For years after, that sentence swilled around loosely in a dark, neglected corner of my memory until eventually my interests meandered through the world of angling and its writers, spilling over into a more panoramic interest in nature writing and the wider natural world beyond the seas and estuaries and rivers I knew so well. Suddenly, a whole new world opened up to me: George Monbiot’s theses on “rewilding”; the often parochial, intimate observations of Deakin and Blythe, the country-crossing ramblings of MacFarlane and the ecologically-tinted wilderness wanderings of that great modern-day voyageur Sigurd F. Olson, to name just a few. I became fascinated with my own self-built grand fantasies of “wild secluded” Canadian wilderness and the “deep seclusion” of remote Scottish highland forests, lamenting the fact that there were no such comparable things near to me, vowing that ‘some day I would...’, a burgeoning sentence whose wide open spaces were filled with a rolling sequence of overblown, romanticised ambitions that would arrive and then disappear almost as suddenly, carried away upon their own energy as twigs in a stream.

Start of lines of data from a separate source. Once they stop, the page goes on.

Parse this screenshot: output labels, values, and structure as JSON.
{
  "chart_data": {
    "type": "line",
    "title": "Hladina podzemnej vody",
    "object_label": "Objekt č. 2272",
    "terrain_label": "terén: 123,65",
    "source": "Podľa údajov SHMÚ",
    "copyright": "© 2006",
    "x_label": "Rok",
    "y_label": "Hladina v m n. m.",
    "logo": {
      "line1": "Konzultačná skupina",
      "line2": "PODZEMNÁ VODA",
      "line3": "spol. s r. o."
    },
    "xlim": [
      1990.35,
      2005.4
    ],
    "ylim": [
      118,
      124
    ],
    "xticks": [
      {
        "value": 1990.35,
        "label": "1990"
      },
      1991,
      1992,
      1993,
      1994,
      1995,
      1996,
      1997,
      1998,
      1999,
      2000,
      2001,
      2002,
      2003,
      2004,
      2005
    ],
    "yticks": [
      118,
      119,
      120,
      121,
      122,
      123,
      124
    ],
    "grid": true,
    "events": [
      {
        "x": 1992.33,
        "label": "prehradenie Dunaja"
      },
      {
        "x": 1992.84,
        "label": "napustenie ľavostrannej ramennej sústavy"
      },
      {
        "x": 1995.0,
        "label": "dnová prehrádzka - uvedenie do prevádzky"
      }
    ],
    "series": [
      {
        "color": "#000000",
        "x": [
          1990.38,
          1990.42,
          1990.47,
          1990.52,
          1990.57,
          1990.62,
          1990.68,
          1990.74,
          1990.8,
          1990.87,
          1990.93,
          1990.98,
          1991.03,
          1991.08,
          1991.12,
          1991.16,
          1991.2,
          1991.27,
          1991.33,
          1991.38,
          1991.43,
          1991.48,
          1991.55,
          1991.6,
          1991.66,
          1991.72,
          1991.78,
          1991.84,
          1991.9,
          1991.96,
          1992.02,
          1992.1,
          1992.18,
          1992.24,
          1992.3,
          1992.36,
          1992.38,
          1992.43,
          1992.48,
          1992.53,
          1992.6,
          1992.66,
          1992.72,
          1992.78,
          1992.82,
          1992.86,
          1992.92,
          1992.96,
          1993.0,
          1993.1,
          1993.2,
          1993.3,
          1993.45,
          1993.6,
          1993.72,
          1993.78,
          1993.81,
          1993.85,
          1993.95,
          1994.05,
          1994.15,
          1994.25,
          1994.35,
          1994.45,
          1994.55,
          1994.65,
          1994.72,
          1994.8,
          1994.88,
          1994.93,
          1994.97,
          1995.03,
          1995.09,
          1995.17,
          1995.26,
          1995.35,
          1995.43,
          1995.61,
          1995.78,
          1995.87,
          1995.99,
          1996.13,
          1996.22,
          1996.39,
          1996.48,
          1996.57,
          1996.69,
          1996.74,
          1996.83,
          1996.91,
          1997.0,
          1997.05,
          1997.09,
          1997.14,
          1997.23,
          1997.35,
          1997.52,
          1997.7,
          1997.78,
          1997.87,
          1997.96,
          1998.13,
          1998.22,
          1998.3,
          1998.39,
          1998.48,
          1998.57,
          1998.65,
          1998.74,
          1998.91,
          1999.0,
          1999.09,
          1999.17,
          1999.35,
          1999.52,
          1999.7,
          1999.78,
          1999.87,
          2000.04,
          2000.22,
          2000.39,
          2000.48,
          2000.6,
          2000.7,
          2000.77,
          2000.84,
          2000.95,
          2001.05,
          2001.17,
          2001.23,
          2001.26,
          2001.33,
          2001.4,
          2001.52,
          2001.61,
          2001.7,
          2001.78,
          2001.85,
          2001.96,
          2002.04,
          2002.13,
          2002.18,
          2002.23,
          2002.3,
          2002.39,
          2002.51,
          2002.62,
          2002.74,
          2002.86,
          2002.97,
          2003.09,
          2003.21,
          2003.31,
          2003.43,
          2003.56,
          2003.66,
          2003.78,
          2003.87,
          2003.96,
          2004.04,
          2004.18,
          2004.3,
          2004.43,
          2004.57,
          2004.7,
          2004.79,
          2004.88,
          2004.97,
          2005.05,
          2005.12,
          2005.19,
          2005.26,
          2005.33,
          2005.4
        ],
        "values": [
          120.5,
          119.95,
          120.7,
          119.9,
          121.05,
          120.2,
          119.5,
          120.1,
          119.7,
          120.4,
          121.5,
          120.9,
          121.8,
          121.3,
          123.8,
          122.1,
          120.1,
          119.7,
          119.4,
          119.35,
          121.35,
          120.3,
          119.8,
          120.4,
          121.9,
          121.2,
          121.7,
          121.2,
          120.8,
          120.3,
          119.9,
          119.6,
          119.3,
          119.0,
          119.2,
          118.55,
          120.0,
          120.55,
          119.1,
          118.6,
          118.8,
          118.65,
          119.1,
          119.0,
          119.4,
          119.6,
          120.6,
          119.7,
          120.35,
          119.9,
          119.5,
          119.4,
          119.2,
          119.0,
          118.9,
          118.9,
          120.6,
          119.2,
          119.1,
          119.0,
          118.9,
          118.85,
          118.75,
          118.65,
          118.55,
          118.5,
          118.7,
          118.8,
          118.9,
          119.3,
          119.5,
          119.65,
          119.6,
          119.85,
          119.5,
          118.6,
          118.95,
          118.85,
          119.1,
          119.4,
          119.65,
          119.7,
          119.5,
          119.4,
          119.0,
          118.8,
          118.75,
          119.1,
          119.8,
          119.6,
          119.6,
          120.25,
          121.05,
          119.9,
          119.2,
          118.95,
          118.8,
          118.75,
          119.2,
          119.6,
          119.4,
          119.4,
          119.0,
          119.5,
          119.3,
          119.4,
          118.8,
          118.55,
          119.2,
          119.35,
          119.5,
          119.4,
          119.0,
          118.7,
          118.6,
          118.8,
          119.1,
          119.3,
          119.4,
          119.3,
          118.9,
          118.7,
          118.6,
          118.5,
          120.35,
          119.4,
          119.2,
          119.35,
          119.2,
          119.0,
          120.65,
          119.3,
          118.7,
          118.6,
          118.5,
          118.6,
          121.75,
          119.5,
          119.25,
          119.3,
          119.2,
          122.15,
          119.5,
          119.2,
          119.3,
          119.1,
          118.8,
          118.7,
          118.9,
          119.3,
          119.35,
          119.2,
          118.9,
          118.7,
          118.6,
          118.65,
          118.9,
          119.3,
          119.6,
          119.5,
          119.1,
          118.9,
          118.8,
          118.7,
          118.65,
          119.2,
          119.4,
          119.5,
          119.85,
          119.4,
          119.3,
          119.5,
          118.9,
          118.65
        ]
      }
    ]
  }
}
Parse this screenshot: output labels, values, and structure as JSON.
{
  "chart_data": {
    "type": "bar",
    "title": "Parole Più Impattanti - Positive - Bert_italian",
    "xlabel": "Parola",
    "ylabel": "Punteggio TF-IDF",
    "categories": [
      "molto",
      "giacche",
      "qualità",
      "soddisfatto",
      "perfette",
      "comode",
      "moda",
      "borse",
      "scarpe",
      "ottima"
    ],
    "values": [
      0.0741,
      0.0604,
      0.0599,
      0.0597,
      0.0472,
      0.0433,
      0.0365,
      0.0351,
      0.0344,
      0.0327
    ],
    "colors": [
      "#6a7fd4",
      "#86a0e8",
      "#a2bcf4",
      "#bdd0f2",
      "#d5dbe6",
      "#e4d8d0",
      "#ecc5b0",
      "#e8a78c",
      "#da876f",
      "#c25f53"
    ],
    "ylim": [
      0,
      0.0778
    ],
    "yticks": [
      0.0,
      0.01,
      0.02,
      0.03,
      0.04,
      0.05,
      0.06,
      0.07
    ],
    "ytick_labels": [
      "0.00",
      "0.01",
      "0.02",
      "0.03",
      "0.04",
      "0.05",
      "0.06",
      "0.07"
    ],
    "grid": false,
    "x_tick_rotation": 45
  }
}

But then, something happened. With further reading, came an awareness of the deeper themes and arguments that ran across decades and continents, leading me onto some strange assimilation of all these factors, and it was whilst I computed all of these ideas and influences into my own understanding of the natural world that the old phrase from my university lecture that seemed so long ago finally found a niche into which it could click, where it began to cast light upon these new ideas, kick-starting a new process of understanding.
I quickly realised that the phrase “natural world” belonged within quotation marks. Why? Because I could no more define it than could anyone else. My understanding of the “natural world” is uniquely my own, and thus, should be taken with a pinch of salt by anyone other than me, as should anyone else’s version. Perhaps the “natural world” as society has come to understand it is a concept that doesn’t actually exist. Maybe it never existed in any one true, idealised sense. This revelation was finally hammered home when, as chance would have it, I returned to the source of my early fascination, re-reading Lyrical Ballads, this time in preparation for teaching it to A-Level classes of my own.
I devoured the book quickly, looking for remembered phrases and lines as I might scan for friends on arriving at some party. There they were, tripping off the tongue once more until, that is, I returned to Tintern. The powerful words and images were still there alright, as majestic and poetic as ever they had been on my first reading years before; they had lost none of the Romantic power. But there, nestled alongside them were other more subtle things that I had long since forgotten, or perhaps missed entirely in the first place. For all of the seclusion and tranquillity and restorative power, there was also a calm and unfussy acceptance from Wordsworth, present in the “plots of cottage-ground”, “orchard-tufts”, “hedge-rows” and “pastoral farms” that were framed by “wreaths of smoke/Sent up, in silence, from among the trees”.
Here was a genius of the English pastoral, searching for silence and solitude and quiet contemplation, and having to find, instead, a negotiated version of the natural world. In a landscape as used and farmed and tamed as the British countryside, even the great searchers who had come in search of their own idea of nature had been forced to settle upon the version of it that was afforded them by the other people and purposes with whom they shared it: Wordsworth’s vision of Tintern; Keats witnessing the seasons change in the fields and granaries. Even the great Robert Frost could only find a road “less traveled by” in his American landscapes rather than one never before walked upon.
And here it was, laid bare in black and white lines of iambic pentameter: it is okay to negotiate. I don’t need someone else’s wilderness when I can find solitude whilst fishing an empty beach at dusk; I don’t have to hike through some distant forest when I can walk the slopes of the hills behind my home, following my well-worn route through its tree-tunnels; I can hear birdsong and wind-sifted leaves in Margam Country Park, a beautiful green space once owned by the Talbot family, and only ten minutes drive from my home, just as well as I can anywhere else.
To some, this might be unacceptable. Maybe they are not prepared to settle for less, needing the raw confrontation of “Nature, red in tooth and claw”, but that is for them to search for and discover on their own terms. Good luck to them. I am perfectly happy to give a little, working with my negotiable nature, so that I can continue to receive so much in return.